Problema de organização
A exemplo de outras áreas em nosso país, a atividade de transplantes de órgãos ainda apresenta taxas de Terceiro Mundo. Faz-se oito transplantes renais por milhão de habitantes por ano, enquanto dever-se-ia fazer 40. A Argentina faz 20 e a Espanha, 70.
As cifras de transplantes de coração, fígado e pulmão são menores. Entretanto, pesquisa do DataFolha, publicada em 8 de maio de 95, mostra que 80% da população aceita doar órgãos após a morte, mas não sabe como fazê-lo.
Na atividade transplantadora, cabe às entidades organizadas (médicos, hospitais e secretarias estaduais da saúde) ocuparem-se de todas as fases da "transplantação", quais sejam: "procurar os doadores, "captar seus órgãos e "distribuí-los" entre as equipes transplantadoras.
À população só cabe uma etapa dessa atividade, que é autorizar a "doação", e ela, conforme mostra a pesquisa, está disposta mas não sabe como fazer. Os dados da Associação Brasileira de Transplantes de Órgãos (ABTO) são parecidos, apresentando taxas menores de doação das famílias abordadas (60-70%).
Toda a infra-estrutura existente em transplantes de órgãos no Brasil foi desenvolvida por médicos interessados nessa prática e a lei federal só regulamentou uma atividade já praticada de modo sadio.
Ela, assim, está eticamente bem posicionada, legalmente perfeita, mas organizacionalmente primitiva. Faltam, no país, as ``Centrais de Notificação e Procura de Doadores". A criação delas foi ordenada às secretarias estaduais da saúde por lei federal, mas não foi regulamentada e só parcialmente cumprida.
As centrais facilitam a comunicação de doadores, registram a disposição do cidadão que quer doar seus órgãos após a morte, fazem um trabalho "educacional" com médicos e enfermeiras dos hospitais de sua abrangência, fiscalizam o cumprimento da lei que obriga a comunicação da morte cerebral em potenciais doadores e coordenam a atividade transplantadora das equipes médicas.

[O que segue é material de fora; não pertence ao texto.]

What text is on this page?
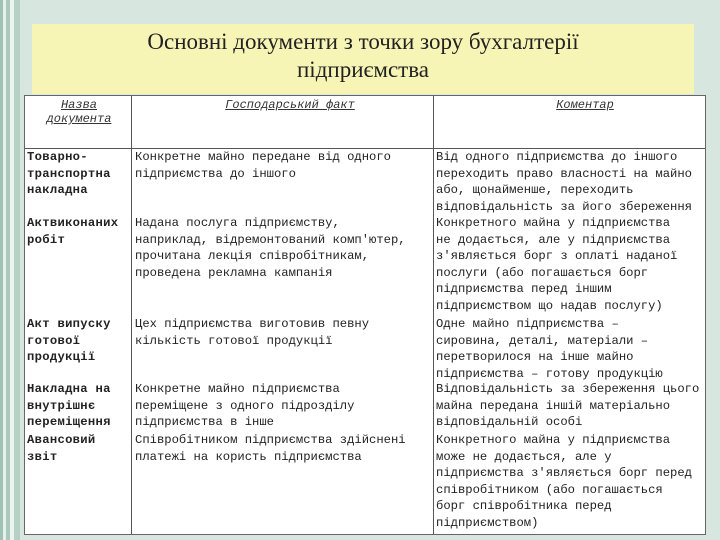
Основні документи з точки зору бухгалтерії
підприємства
Назва
документа
Господарський факт	Коментар
Товарно-
транспортна
накладна
Конкретне майно передане від одного
підприємства до іншого
Від одного підприємства до іншого
переходить право власності на майно
або, щонайменше, переходить
відповідальність за його збереження
Актвиконаних
робіт
Надана послуга підприємству,
наприклад, відремонтований комп'ютер,
прочитана лекція співробітникам,
проведена рекламна кампанія
Конкретного майна у підприємства
не додається, але у підприємства
з'являється борг з оплаті наданої
послуги (або погашається борг
підприємства перед іншим
підприємством що надав послугу)
Акт випуску
готової
продукції
Цех підприємства виготовив певну
кількість готової продукції
Одне майно підприємства –
сировина, деталі, матеріали –
перетворилося на інше майно
підприємства – готову продукцію
Накладна на
внутрішнє
переміщення
Конкретне майно підприємства
переміщене з одного підрозділу
підприємства в інше
Відповідальність за збереження цього
майна передана іншій матеріально
відповідальній особі
Авансовий
звіт
Співробітником підприємства здійснені
платежі на користь підприємства
Конкретного майна у підприємства
може не додається, але у
підприємства з'являється борг перед
співробітником (або погашається
борг співробітника перед
підприємством)
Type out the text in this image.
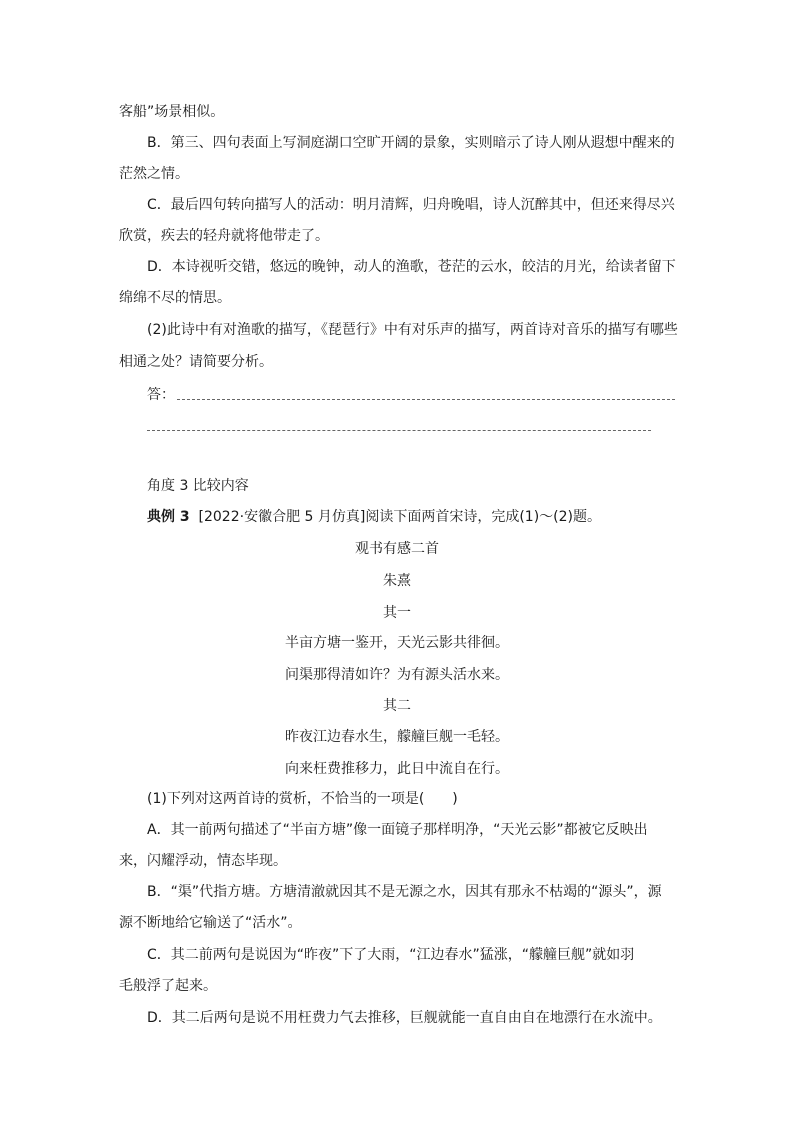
客船”场景相似。
B．第三、四句表面上写洞庭湖口空旷开阔的景象，实则暗示了诗人刚从遐想中醒来的
茫然之情。
C．最后四句转向描写人的活动：明月清辉，归舟晚唱，诗人沉醉其中，但还来得尽兴
欣赏，疾去的轻舟就将他带走了。
D．本诗视听交错，悠远的晚钟，动人的渔歌，苍茫的云水，皎洁的月光，给读者留下
绵绵不尽的情思。
(2)此诗中有对渔歌的描写，《琵琶行》中有对乐声的描写，两首诗对音乐的描写有哪些
相通之处？请简要分析。
答：
角度 3 比较内容
典例 3 [2022·安徽合肥 5 月仿真]阅读下面两首宋诗，完成(1)～(2)题。
观书有感二首
朱熹
其一
半亩方塘一鉴开，天光云影共徘徊。
问渠那得清如许？为有源头活水来。
其二
昨夜江边春水生，艨艟巨舰一毛轻。
向来枉费推移力，此日中流自在行。
(1)下列对这两首诗的赏析，不恰当的一项是(　　)
A．其一前两句描述了“半亩方塘”像一面镜子那样明净，“天光云影”都被它反映出
来，闪耀浮动，情态毕现。
B．“渠”代指方塘。方塘清澈就因其不是无源之水，因其有那永不枯竭的“源头”，源
源不断地给它输送了“活水”。
C．其二前两句是说因为“昨夜”下了大雨，“江边春水”猛涨，“艨艟巨舰”就如羽
毛般浮了起来。
D．其二后两句是说不用枉费力气去推移，巨舰就能一直自由自在地漂行在水流中。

Sua criação em todos os Estados dobraria a atividade de transplantes a custos ínfimos. A ABTO solicitou ao Ministério da Saúde a regulamentação das centrais e está solicitando a cada governador e secretário da Saúde a criação dessas em seus Estados, ofertando a eles um projeto com características regionais.
Os médicos já cumpriram sua parte. Desenvolveram uma atividade transplantadora com eficiência de Primeiro Mundo. Para incrementá-la, só precisam da infra-estrutura organizacional. A população também cumpriu a sua. Aceita a doação de órgãos como uma atitude humanitária e continuará querendo doar, mas agora sabendo como.